Schmiedtoreck at the Carmelite Church – where the Miracle occurred

But Adolf had neither eyes nor ears for any of this; he waited feverishly for Stefanie to appear. I was already giving up hope of seeing her, when Adolf gripped my arm so violently that it hurt. Seated in a handsome carriage, decorated with flowers, mother and daughter turned into the Schmiedtorstrasse. I still have the picture clearly in my mind.

Schmiedtor

The mother, in a light grey silk dress, holds a red sunshade over her head, through which the rays of the sun seem to cast, as though by magic, a rosy glow over the countenance of Stefanie, wearing a pretty silk frock. Stefanie has adorned her carriage, not with roses as most of the others, but with simple, wild blossoms – red poppies, white marguerites and blue cornflowers. Stefanie holds a bunch of the same flowers in her hand. The carriage approaches – Adolf is floating on air. Never before has he seen Stefanie so enchanting. Now the carriage is quite close to us. A bright glance falls on Adolf. Stefanie sends him a beaming smile and, picking a flower from her posy, throws it to him.

Schmiedtoreck as painted by Hitler, around 1911 – 13

Never again did I see Adolf as happy as he was at that moment. When the carriage had passed he dragged me aside and with emotion he gazed at the flower, this visible pledge of her love. I can still hear his voice, trembling with excitement, ‘She loves me! You have seen! She loves me!'”

What did Stephanie think of the whole affair? Franz Jetzinger was able to track down the flower festival committee, found Stefanie in their files, and contacted her. The Love Goddess had eventually married one of the officers, and showed considerable surprise at being interviewed about a boy she barely remembered, and professed not to have any idea of the young man’s infatuation. But after some time she remembered a small but instructive detail: in this summer she had received a letter from an admirer, who had not only declared his undying love but also informed her that he was going to study at the Academy of Arts in Vienna. After his graduation he would return to Linz and ask for her hand. Unfortunately, the letter was not signed, and so she had remained ignorant of the suitor’s identity.”

As it was perhaps to be expected, some “psychohistorians” found ground for speculation based on her birth name, Isak, whom they purported to be Jewish and fabulated on theories that the doomed love affair was instrumental in creating Hitler’s anti-Semitism. Unfortunately, Stefanie was not Jewish (there was no Jewish population worth mentioning in Linz and her father, who was a higher government official, could not have gained the post if he were Jewish) and Hitler at that time expressed no anti-Semitism – hence the bottom fell out of such speculation for good.

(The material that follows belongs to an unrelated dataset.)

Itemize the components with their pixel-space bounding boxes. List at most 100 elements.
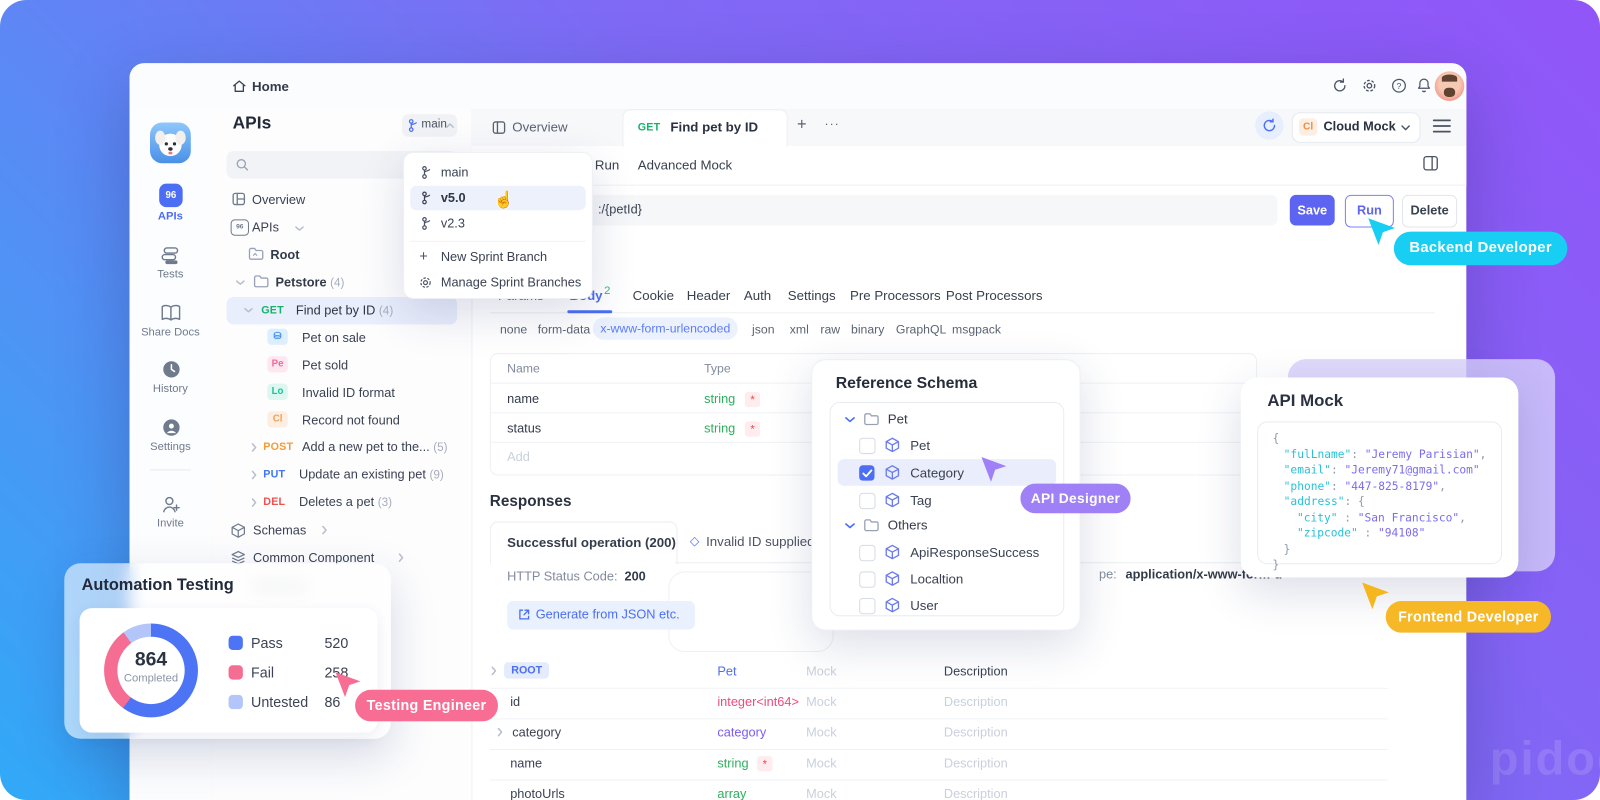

We know that Stefanie remained in his thoughts at least until the summer of 1906 when Adolf visited Vienna for the first time and mentioned her – under the codename “Benkieser” – in a postcard to his friend August Kubizek.

When Hitler finally returned to Linz about four weeks later, he was melancholy and depressive, and at times wandered around town alone. He seemed conflicted about the direction his life was to take, and for a few weeks, Gustl was unable to help his friend. Even the renewed sight of Stefanie failed to introduce a rapid healing, for Adolf at length seemed to accept a quantum of reality. He told Gustl that “If I introduce myself to Stefanie and her mother, I will have to tell her at once what I am, what I have and what I want. My statement would bring our relations abruptly to an end.”

The year 1907 was taken up – family wise – by Klara’s suffering from breast cancer. She died December 21, and after all the subsequent affairs were set, Adolf left to live in Vienna in February 1908. His relations to Stefanie thereafter are lost in the mists of time.